Ocktoberfest 2011 - Munich, Germany - September 17 - October 3: August 2008

Ocktoberfest 2011 - Munich, Germany - September 17 - October 3

Wednesday, August 13, 2008

Oktoberfest is Coming! Time to Drink Up, Eat Well, And Study German

From September 20 to October 5 of this year, Munich, Germany will once again celebrate Oktoberfest. With the myriad of food and drinks offered during this sixteen-day festival, it's a good idea to learn German to be able to pronounce them.

Oktoberfest will once again be held in Munich, Germany from September 20 thru October 5, 2008. The Oktoberfest is a very valid reason to study German online, if just for the pleasure of actually being able to eloquate the myriad of food and drinks available in the 16-day event.

Food and Delicacies

The numerous kinds of "wurst" (German sausages) are never far behind when you envision Oktoberfest. The frankfurter is the most common sausage, but you will also appreciate the bratwurst (pork, beef, and/or veal), knackwurst (pork or beef with fresh garlic), and bockwurst (pork, lamb, turkey, chicken with salt, paprika, white pepper, chives, and parsley), among other sausages. To avoid making a fool of yourself, learn German in order to eloquate the German names of these delicious sausages.

You'll also have the opportunity to try the many kinds of spatzle, or noodles, the perfect accompaniment to beer. These noodles are made from common ingredients such as salt, eggs, milk, flour, and diverse spices. You should absolutely try the kasespatzle - cheese noodles with fried onions. These are so scrumptious that studying German, if only to show your gratitude, is a must.

You can also sample other German dishes like hendl (roasted chicken), sauerkraut (fermented cabbage), and Apfelpfannenkuchen (apple pancakes). As if these are not sufficient reasons to study German, wait until you get to the beers.

It's All About the Beers and Wines

The Oktoberfest is a festival famous for its wines and beers, perhaps much more than its food, music, and costumes. If you have a fair grasp of the German language, you'll be able to distinguish the plethora of wines and beers offered by the fourteen tents in the Oktoberfest.

You can go for sekt, sparkling wine that's fizzier than most because of high carbon dioxide levels.
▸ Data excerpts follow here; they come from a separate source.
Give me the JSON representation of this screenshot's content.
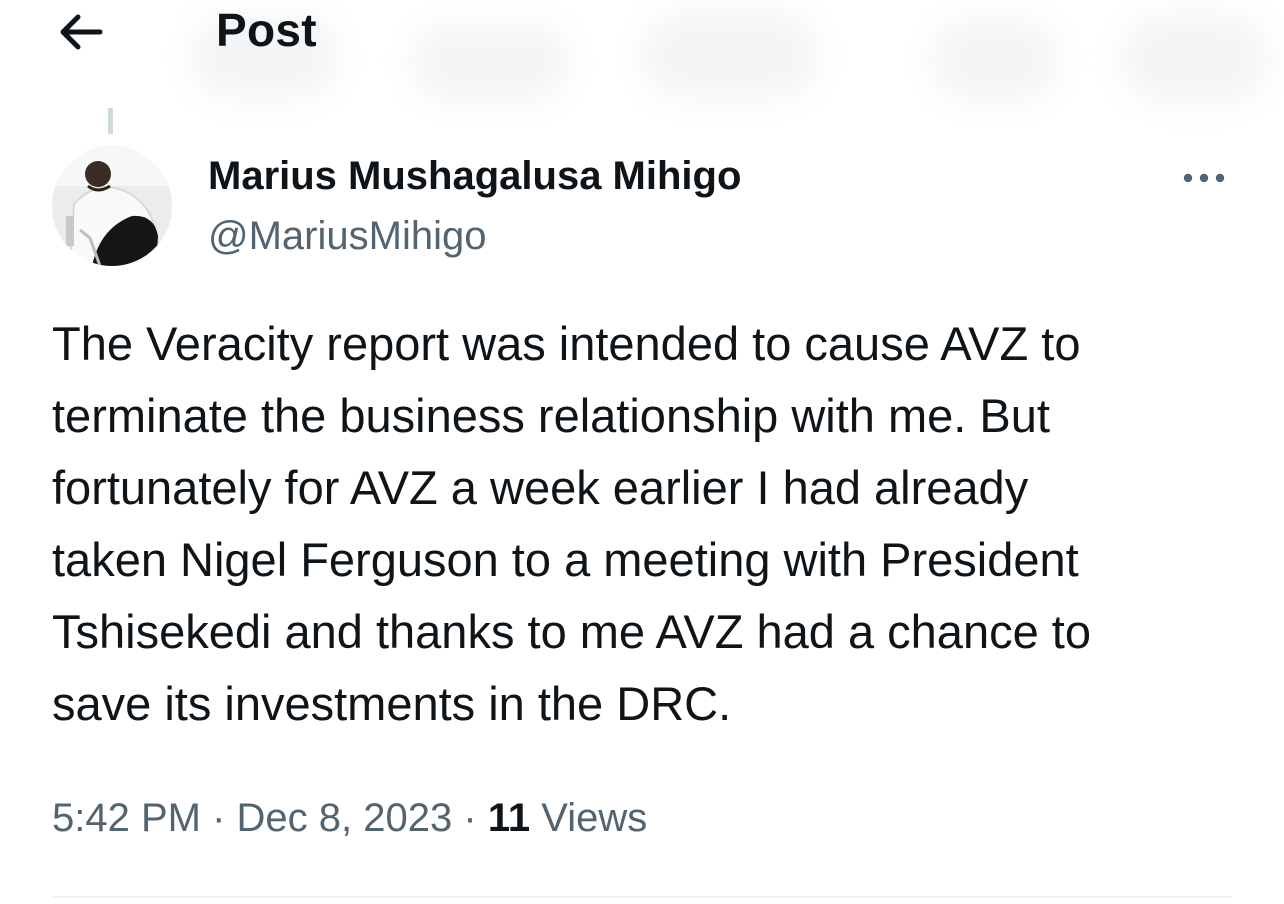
{
  "header": {
    "title": "Post",
    "back_icon": "arrow-left-icon"
  },
  "tweet": {
    "author": {
      "name": "Marius Mushagalusa Mihigo",
      "handle": "@MariusMihigo",
      "avatar": "profile-photo"
    },
    "more_icon": "more-horizontal-icon",
    "text": "The Veracity report was intended to cause AVZ to\nterminate the business relationship with me. But\nfortunately for AVZ a week earlier I had already\ntaken Nigel Ferguson to a meeting with President\nTshisekedi and thanks to me AVZ had a chance to\nsave its investments in the DRC.",
    "time": "5:42 PM",
    "separator": "·",
    "date": "Dec 8, 2023",
    "views_count": "11",
    "views_label": "Views"
  },
  "colors": {
    "text": "#0f1419",
    "secondary": "#536471",
    "divider": "#eff3f4"
  }
}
Go for the Deutscher Sekt, or sekt formulated from Riesling and Pinot black grapes and gris for special occasions.

You can also get intoxicated on German wheat beer. There are numerous types, including the traditional and unfiltered Hefeweizen, Kristallweizen (crystal wheat), Dunkelweizen (dark wheat), and Weizenstarkbier (strong wheat beer), to name a few. Alcohol content is usually higher with darker wheat, and the monikers hint of the alcohol strength, so learn German quickly so you will not confuse them.

Most of all, get drunk on the marzen (pale lager), a specially-brewed Oktoberfestbier. During the Oktoberfest, there are many more kinds of beers and wines available, with as many as 15 wines offered by the Weinzel tent alone.

Obviously, to drink bacchanalian pleasures, eat great food, meet new people, and appreciate Oktoberfest, you need not learn German. Still, if you want to be heard over the Oktoberfest raucous, learning German is a benefit.

Of course, to drink bacchanalian pleasures, eat great food, meet new friends, and enjoy Oktoberfest, you need not learn German. Still, if you want to be heard above the Oktoberfest noise, learning German is a benefit.